Before working on the exhibit I was not aware of Nari's work....I was sure I had seen it before but had never been conscious of it.  As it turns out, I had installed a work of his at MoMA shortly after it had been aquired.  That piece is in the current show at PAMM, proof that consciousness is a slow, additive process, and only when enough of the stuff sticks to the wall of our minds are we able maintain an awareness.  The talk was a reward because through I learned what I perhaps should have known already.  Sirmans gave a rundown of Ward's career and oeuvre, followed by exhibition curator Diana Nawi who presented a eulogy to the body of Ward's works that no longer exist, complete with a short bio giving the context of each work's creation, existence and demise. 

With the eulogies presented and massage complete, Nari Ward sat down, wrapped thickly in a comfy looking robe, with Diana Nawi to take questions from the audience. 

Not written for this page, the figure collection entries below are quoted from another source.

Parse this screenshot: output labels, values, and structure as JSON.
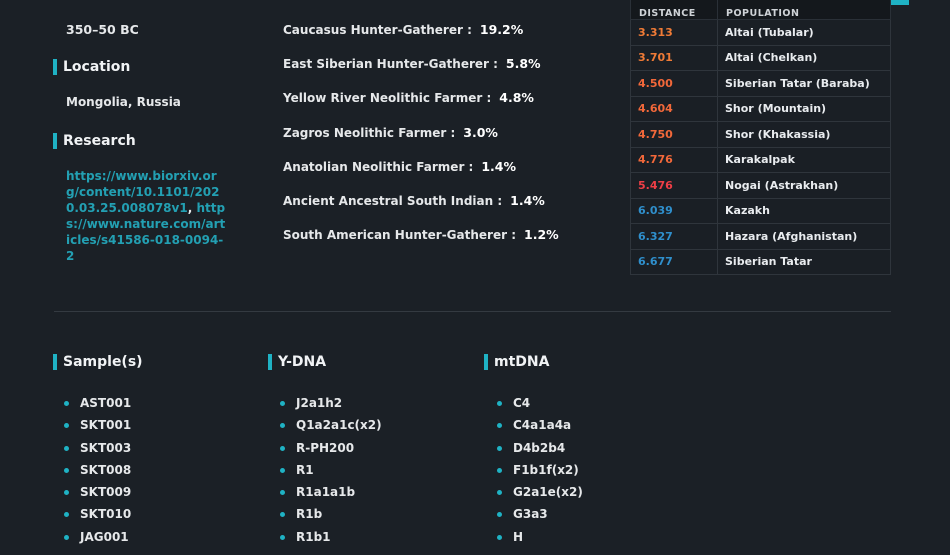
{
  "period": "350–50 BC",
  "location": {
    "title": "Location",
    "value": "Mongolia, Russia"
  },
  "research": {
    "title": "Research",
    "links": [
      "https://www.biorxiv.org/content/10.1101/2020.03.25.008078v1",
      "https://www.nature.com/articles/s41586-018-0094-2"
    ],
    "separator": ","
  },
  "ancestry": [
    {
      "name": "Caucasus Hunter-Gatherer :",
      "pct": "19.2%"
    },
    {
      "name": "East Siberian Hunter-Gatherer :",
      "pct": "5.8%"
    },
    {
      "name": "Yellow River Neolithic Farmer :",
      "pct": "4.8%"
    },
    {
      "name": "Zagros Neolithic Farmer :",
      "pct": "3.0%"
    },
    {
      "name": "Anatolian Neolithic Farmer :",
      "pct": "1.4%"
    },
    {
      "name": "Ancient Ancestral South Indian :",
      "pct": "1.4%"
    },
    {
      "name": "South American Hunter-Gatherer :",
      "pct": "1.2%"
    }
  ],
  "distances": {
    "headers": {
      "distance": "DISTANCE",
      "population": "POPULATION"
    },
    "rows": [
      {
        "distance": "3.313",
        "population": "Altai (Tubalar)",
        "color": "#f07b36"
      },
      {
        "distance": "3.701",
        "population": "Altai (Chelkan)",
        "color": "#f07b36"
      },
      {
        "distance": "4.500",
        "population": "Siberian Tatar (Baraba)",
        "color": "#f2683a"
      },
      {
        "distance": "4.604",
        "population": "Shor (Mountain)",
        "color": "#f2683a"
      },
      {
        "distance": "4.750",
        "population": "Shor (Khakassia)",
        "color": "#f2683a"
      },
      {
        "distance": "4.776",
        "population": "Karakalpak",
        "color": "#f2683a"
      },
      {
        "distance": "5.476",
        "population": "Nogai (Astrakhan)",
        "color": "#ee3e46"
      },
      {
        "distance": "6.039",
        "population": "Kazakh",
        "color": "#2f8fcc"
      },
      {
        "distance": "6.327",
        "population": "Hazara (Afghanistan)",
        "color": "#2f8fcc"
      },
      {
        "distance": "6.677",
        "population": "Siberian Tatar",
        "color": "#2f8fcc"
      }
    ]
  },
  "samples": {
    "title": "Sample(s)",
    "items": [
      "AST001",
      "SKT001",
      "SKT003",
      "SKT008",
      "SKT009",
      "SKT010",
      "JAG001"
    ]
  },
  "ydna": {
    "title": "Y-DNA",
    "items": [
      "J2a1h2",
      "Q1a2a1c(x2)",
      "R-PH200",
      "R1",
      "R1a1a1b",
      "R1b",
      "R1b1"
    ]
  },
  "mtdna": {
    "title": "mtDNA",
    "items": [
      "C4",
      "C4a1a4a",
      "D4b2b4",
      "F1b1f(x2)",
      "G2a1e(x2)",
      "G3a3",
      "H"
    ]
  }
}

The choice of massage was performative for sure, but functional too in a way I think most would understand.  First, having the obligation to present a talk of some sort to accompany one's retrospective (it's the least one might expect to have to do as a living artist being granted a retrospective by an institution, as annoying as it may be,) this bit of shadow theater freed Nari from having to do any of the heavy lifting (talking) during the program.  I firmly believe in cases like this, it's almost always better to have someone other than the artist discuss that artist's work. It is the job of the curator or scholar to frame the artist's work for the public and if they are at least modestly able to speak before a group can offer a more robust and transferrable insight into the artist's work.

Secondly, the massage was both a demonstration of, and a coping mechanism to address, the unnatural, nerve racking task of standing before a theater of people and lecture to them on what it is you do, when, not 200 feet away sits the very embodiment of what you do, first hand, on its own terms and in its primary tongue.